While most SUV rivals use air suspension to quash pitch, dive and roll, Ferrari’s head of vehicle dynamics, Stefano Varisco, says “air springs are too slow to deliver this kind of performance”. Instead, the Purosangue rides on coilover dampers with 48-volt electric actuators. The system was co-developed with Canadian motorsport specialist Multimatic, which builds the current Ford GT supercar.

FAST removes the need for anti-roll bars, explains Varisco, and helps the Ferrari behave “100 percent like a sports car”. It’s backed up by the eighth iteration of Maranello’s drift-tastic Side Slip Control, torque vectoring on the front axle, a rear e-differential and traction control optimised for low-grip surfaces.

If you really must risk those forged alloy wheels off-road (22 inches at the front and 23s at the rear – the biggest ever fitted to a production Ferrari), an optional lift kit provides 30mm of added ground clearance.

‘Elegant and sensual curves’

We must wait a few months to discover what the Purosangue is like to drive, but chief of product development Gianmaria Fulgenzi promises “an unprecedented range of abilities”. Describing a “sports car with comfort and versatility”, he extols the “never-ending acceleration” of the V12 and “maximum harmonics” from the quad-tailpipe exhaust. “It has a GT soundtrack at low rpm that increases to a pure Ferrari sound.” Could it unseat the Porsche Cayenne Turbo GT as our favourite road-focused SUV? Don’t bet against it.
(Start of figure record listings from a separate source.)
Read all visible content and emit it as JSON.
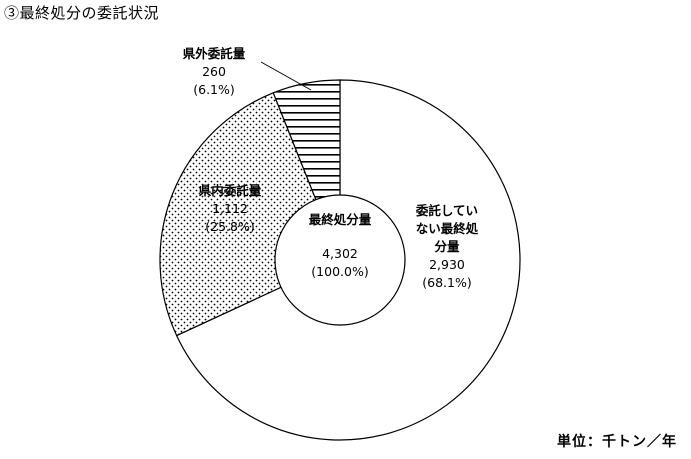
{
  "chart_data": {
    "type": "pie",
    "title": "③最終処分の委託状況",
    "unit": "単位：千トン／年",
    "center": {
      "label": "最終処分量",
      "value": "4,302",
      "percent": "(100.0%)"
    },
    "slices": [
      {
        "label_lines": [
          "委託してい",
          "ない最終処",
          "分量"
        ],
        "value": 2930,
        "value_text": "2,930",
        "percent": 68.1,
        "percent_text": "(68.1%)",
        "fill": "white"
      },
      {
        "label_lines": [
          "県内委託量"
        ],
        "value": 1112,
        "value_text": "1,112",
        "percent": 25.8,
        "percent_text": "(25.8%)",
        "fill": "dots"
      },
      {
        "label_lines": [
          "県外委託量"
        ],
        "value": 260,
        "value_text": "260",
        "percent": 6.1,
        "percent_text": "(6.1%)",
        "fill": "horizontal-stripes"
      }
    ]
  }
}
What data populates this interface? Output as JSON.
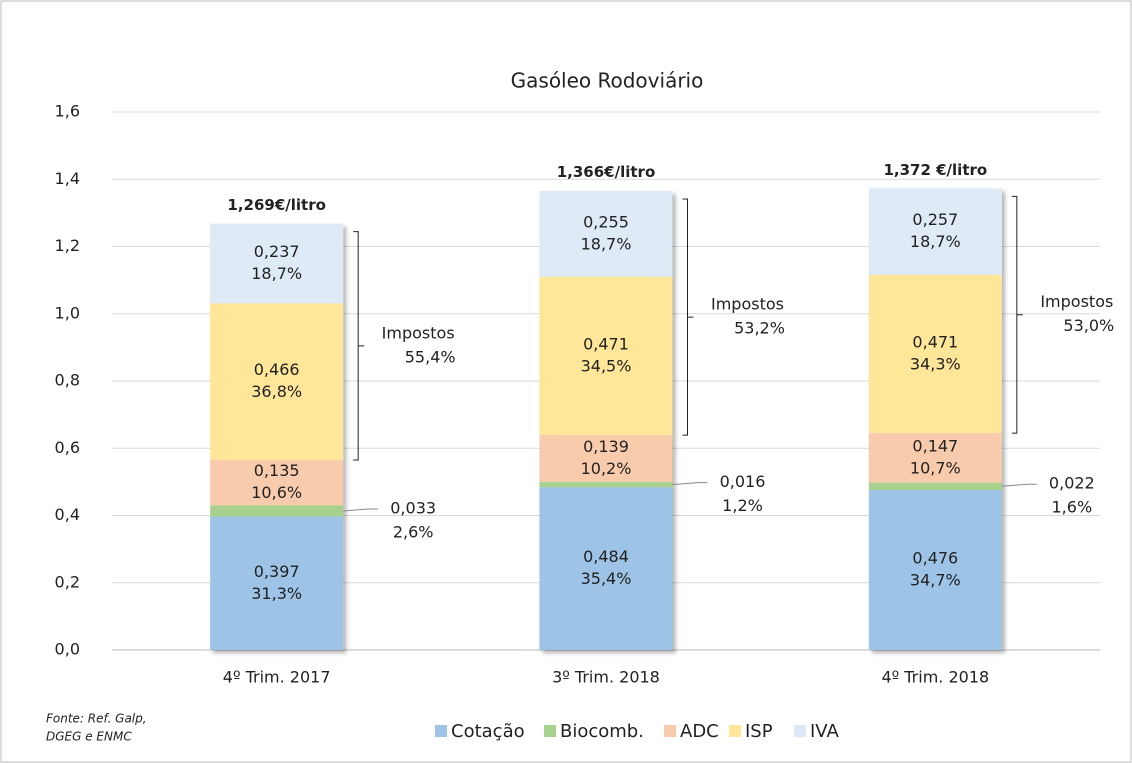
{
  "chart_data": {
    "type": "stacked_bar",
    "title": "Gasóleo Rodoviário",
    "categories": [
      "4º Trim. 2017",
      "3º Trim. 2018",
      "4º Trim. 2018"
    ],
    "ylim": [
      0,
      1.6
    ],
    "yticks": [
      {
        "value": 0,
        "label": "0,0"
      },
      {
        "value": 0.2,
        "label": "0,2"
      },
      {
        "value": 0.4,
        "label": "0,4"
      },
      {
        "value": 0.6,
        "label": "0,6"
      },
      {
        "value": 0.8,
        "label": "0,8"
      },
      {
        "value": 1.0,
        "label": "1,0"
      },
      {
        "value": 1.2,
        "label": "1,2"
      },
      {
        "value": 1.4,
        "label": "1,4"
      },
      {
        "value": 1.6,
        "label": "1,6"
      }
    ],
    "grid": true,
    "series": [
      {
        "name": "Cotação",
        "color": "#9dc3e6",
        "values": [
          0.397,
          0.484,
          0.476
        ],
        "value_labels": [
          "0,397",
          "0,484",
          "0,476"
        ],
        "shares": [
          31.3,
          35.4,
          34.7
        ],
        "share_labels": [
          "31,3%",
          "35,4%",
          "34,7%"
        ]
      },
      {
        "name": "Biocomb.",
        "color": "#a9d18e",
        "values": [
          0.033,
          0.016,
          0.022
        ],
        "value_labels": [
          "0,033",
          "0,016",
          "0,022"
        ],
        "shares": [
          2.6,
          1.2,
          1.6
        ],
        "share_labels": [
          "2,6%",
          "1,2%",
          "1,6%"
        ]
      },
      {
        "name": "ADC",
        "color": "#f8cbad",
        "values": [
          0.135,
          0.139,
          0.147
        ],
        "value_labels": [
          "0,135",
          "0,139",
          "0,147"
        ],
        "shares": [
          10.6,
          10.2,
          10.7
        ],
        "share_labels": [
          "10,6%",
          "10,2%",
          "10,7%"
        ]
      },
      {
        "name": "ISP",
        "color": "#ffe699",
        "values": [
          0.466,
          0.471,
          0.471
        ],
        "value_labels": [
          "0,466",
          "0,471",
          "0,471"
        ],
        "shares": [
          36.8,
          34.5,
          34.3
        ],
        "share_labels": [
          "36,8%",
          "34,5%",
          "34,3%"
        ]
      },
      {
        "name": "IVA",
        "color": "#deebf7",
        "values": [
          0.237,
          0.255,
          0.257
        ],
        "value_labels": [
          "0,237",
          "0,255",
          "0,257"
        ],
        "shares": [
          18.7,
          18.7,
          18.7
        ],
        "share_labels": [
          "18,7%",
          "18,7%",
          "18,7%"
        ]
      }
    ],
    "totals": {
      "values": [
        1.269,
        1.366,
        1.372
      ],
      "value_labels": [
        "1,269€/litro",
        "1,366€/litro",
        "1,372 €/litro"
      ]
    },
    "taxes": {
      "label": "Impostos",
      "values": [
        55.4,
        53.2,
        53.0
      ],
      "value_labels": [
        "55,4%",
        "53,2%",
        "53,0%"
      ]
    },
    "legend": "bottom",
    "source": [
      "Fonte: Ref. Galp,",
      "DGEG e ENMC"
    ]
  }
}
For now, the Purosangue certainly has an aesthetic advantage over the car from Stuttgart. Design boss Flavio Manzoni admits that styling an entirely new kind of Ferrari was “quite tough”, but the end result, to our eyes, borders on the beautiful.

He walks us around its “elegant and sensual curves”, highlighting how the tapered, berlinetta body has “the feeling of a crouching feline”. When you consider how ostentatious and ugly many coupe-style SUVs look, Manzoni has done an exceptional job.

Four doors, four seats

You climb aboard via what Ferrari calls ‘Welcome Doors’, which part in the middle like those on a Rolls-Royce. The rear-hinged back doors open via a fingertip toggle that recalls the classic 308, while all doors have an electric soft-close function. Even though the Purosangue retains a B-pillar – “We needed to retain it for body rigidity,” says Manzoni – the ‘fully open’ side view looks spectacular.

Inside, you find a digital-first dashboard inspired by the SF90 Stradale and shaped into two wraparound cockpits for the driver and front passenger. Quality is excellent (the days of Ferrari borrowing parts-bin Fiat switchgear are long gone) and some of the materials are genuinely innovative. The Purosangue we sat in, for instance, had carbon fibre trim inlaid with strands of copper, plus a floor covering made from the same bulletproof fabric as military uniforms.

All four adult-sized seats are individually adjustable and the boot swallows a practical 473 litres of luggage. You can also enjoy Apple CarPlay and Android Auto connectivity, wireless phone charging and a Burmester surround-sound audio system. However, Ferrari stops short of offering a five-seat option or a tow bar – this is a thoroughbred, remember? On that note, spot the long shift paddles and F1-style manettino on the steering wheel, which has five drive modes: Wet, Comfort, Sport, Race and ESC-Off. Leave the labrador at home before you sample the latter…

A new kind of Ferrari

So, what would Enzo say? Would the late founder of Ferrari be rolling his eyes behind his trademark dark glasses? I’m not so sure. Enzo was a pragmatist, after all, who saw road cars as a way to fund his racing exploits. And the 1980 Pinin concept proves he certainly considered a Ferrari with four doors.

Whatever the truth, with production limited to 20 percent of Ferrari’s overall sales volume (around 2,220 cars a year), the Purosangue is likely to be a sell-out success. Just don’t call it an SUV.